The door to the office next to Nora’s was closed, which was just as well because laughter tended to irritate Louis Lambert. It also seemed to Nora that he kept it closed because her very existence pissed him off. Lambert was a formal man—she once addressed him as “Lou” and was met with an icy “My name is Louis.” It didn’t help that he thought she stole his job. Lambert was twenty years older and had been the deputy general counsel at Saugatuck since Nora was in high school. He’d repeatedly demonstrated his mastery of all legal aspects of the financial management business and his devotion to the company. He should’ve been promoted to general counsel when Nora’s predecessor was hired—also from outside the firm—but at least that guy came from the finance industry and knew the actual work. Nora had put mobsters in jail—certainly worthwhile, but she hadn’t demonstrated competence in the business they were actually engaged in, something he found frustrating. He believed he’d been passed over because he was a White man and she had been hired because she was a woman and the firm was attempting to show more diversity to its institutional clients.
Nora knew all this because Lambert came into her office on her first day and told her these things, in precisely those words. He explained that he believed strongly in the culture of truth and felt duty bound to tell her she was an unqualified token hire. It wasn’t personal, he assured her, but he didn’t want to be less than fully candid with her.
Nora remembered the waves of anger, embarrassment, and fear that took turns washing over her as this balding middle-aged man with a flannel shirt tucked into his belted jeans stood in her doorway and delivered his “truth.” She was actually quite proud that she showed no reaction. In the awkward silence that followed, she could think of nothing to do except tell the first lie of her Saugatuck career. “I look forward to working with you,” she said as he turned to enter his office next door. And you can stick your transparency up your petty little butt.
Of course, what Louis Lambert didn’t know was that Nora actually got the job through family connections. Sophie’s new stepmom, Vicki, was the daughter of one of David Jepson’s oldest friends and earliest investors. That’s what got Nora in the door, where she met Helen Carmichael, who knew she needed a talented prosecutor to take over a sensitive internal investigation. Lambert didn’t know any of that.
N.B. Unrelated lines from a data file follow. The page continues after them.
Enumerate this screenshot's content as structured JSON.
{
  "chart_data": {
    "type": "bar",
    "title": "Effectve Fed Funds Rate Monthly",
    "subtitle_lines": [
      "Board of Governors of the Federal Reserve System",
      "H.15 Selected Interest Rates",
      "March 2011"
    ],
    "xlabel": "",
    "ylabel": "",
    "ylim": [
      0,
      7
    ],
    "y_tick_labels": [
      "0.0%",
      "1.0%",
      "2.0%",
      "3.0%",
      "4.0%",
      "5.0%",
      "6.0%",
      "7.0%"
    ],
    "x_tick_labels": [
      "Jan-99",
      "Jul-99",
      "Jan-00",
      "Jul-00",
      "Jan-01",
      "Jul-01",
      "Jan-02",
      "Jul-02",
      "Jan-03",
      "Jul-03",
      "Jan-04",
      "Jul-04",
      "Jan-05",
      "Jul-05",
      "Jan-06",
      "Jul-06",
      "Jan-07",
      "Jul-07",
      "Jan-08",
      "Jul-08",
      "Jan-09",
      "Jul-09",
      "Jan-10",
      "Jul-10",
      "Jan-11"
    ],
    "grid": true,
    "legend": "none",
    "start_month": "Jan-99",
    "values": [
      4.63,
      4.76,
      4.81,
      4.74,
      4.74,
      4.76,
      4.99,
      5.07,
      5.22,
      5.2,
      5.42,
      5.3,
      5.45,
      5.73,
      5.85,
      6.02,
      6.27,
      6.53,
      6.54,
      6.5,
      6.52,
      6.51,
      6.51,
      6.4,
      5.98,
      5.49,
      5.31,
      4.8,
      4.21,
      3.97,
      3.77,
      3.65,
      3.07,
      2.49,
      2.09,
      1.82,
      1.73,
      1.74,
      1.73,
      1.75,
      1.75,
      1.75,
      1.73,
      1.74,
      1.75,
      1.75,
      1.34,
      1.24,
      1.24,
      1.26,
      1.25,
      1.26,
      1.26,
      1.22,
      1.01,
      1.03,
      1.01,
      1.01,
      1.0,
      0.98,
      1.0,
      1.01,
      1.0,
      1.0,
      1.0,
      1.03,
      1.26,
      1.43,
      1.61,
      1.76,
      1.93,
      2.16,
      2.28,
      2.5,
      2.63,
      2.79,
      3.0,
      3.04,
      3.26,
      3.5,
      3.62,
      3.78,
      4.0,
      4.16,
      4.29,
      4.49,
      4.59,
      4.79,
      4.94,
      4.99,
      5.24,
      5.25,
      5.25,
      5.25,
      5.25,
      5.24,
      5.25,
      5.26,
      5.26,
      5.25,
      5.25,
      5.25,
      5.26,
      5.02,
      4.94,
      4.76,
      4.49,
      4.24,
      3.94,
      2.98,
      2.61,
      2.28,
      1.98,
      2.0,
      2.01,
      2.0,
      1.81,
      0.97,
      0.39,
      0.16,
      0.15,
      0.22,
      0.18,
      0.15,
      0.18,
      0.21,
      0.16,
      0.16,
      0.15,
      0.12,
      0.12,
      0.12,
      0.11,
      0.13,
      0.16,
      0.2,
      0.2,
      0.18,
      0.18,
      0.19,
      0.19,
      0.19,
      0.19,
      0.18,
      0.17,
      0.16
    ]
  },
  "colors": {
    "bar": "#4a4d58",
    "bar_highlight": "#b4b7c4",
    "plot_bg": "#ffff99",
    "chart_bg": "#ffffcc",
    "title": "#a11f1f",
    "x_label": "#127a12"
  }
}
The real reasons behind her hiring did nothing to reduce Nora’s imposter complex. So she treated that disease herself by reading Investing for Dummies and listening to hours of company meeting tapes. She quickly became fluent in the language of finance and the Saugatuck culture. Nora had devoted her early legal career to a government-run system designed to find truth through the collision of viewpoints in an adversarial environment. Could a company really strip away all the usual hierarchies of money, power, age, gender, or race and arrive at the best answer entirely through logic, persuasion, and consensus? She didn’t know, but was excited to find out, despite Louis Lambert icing her on her first day.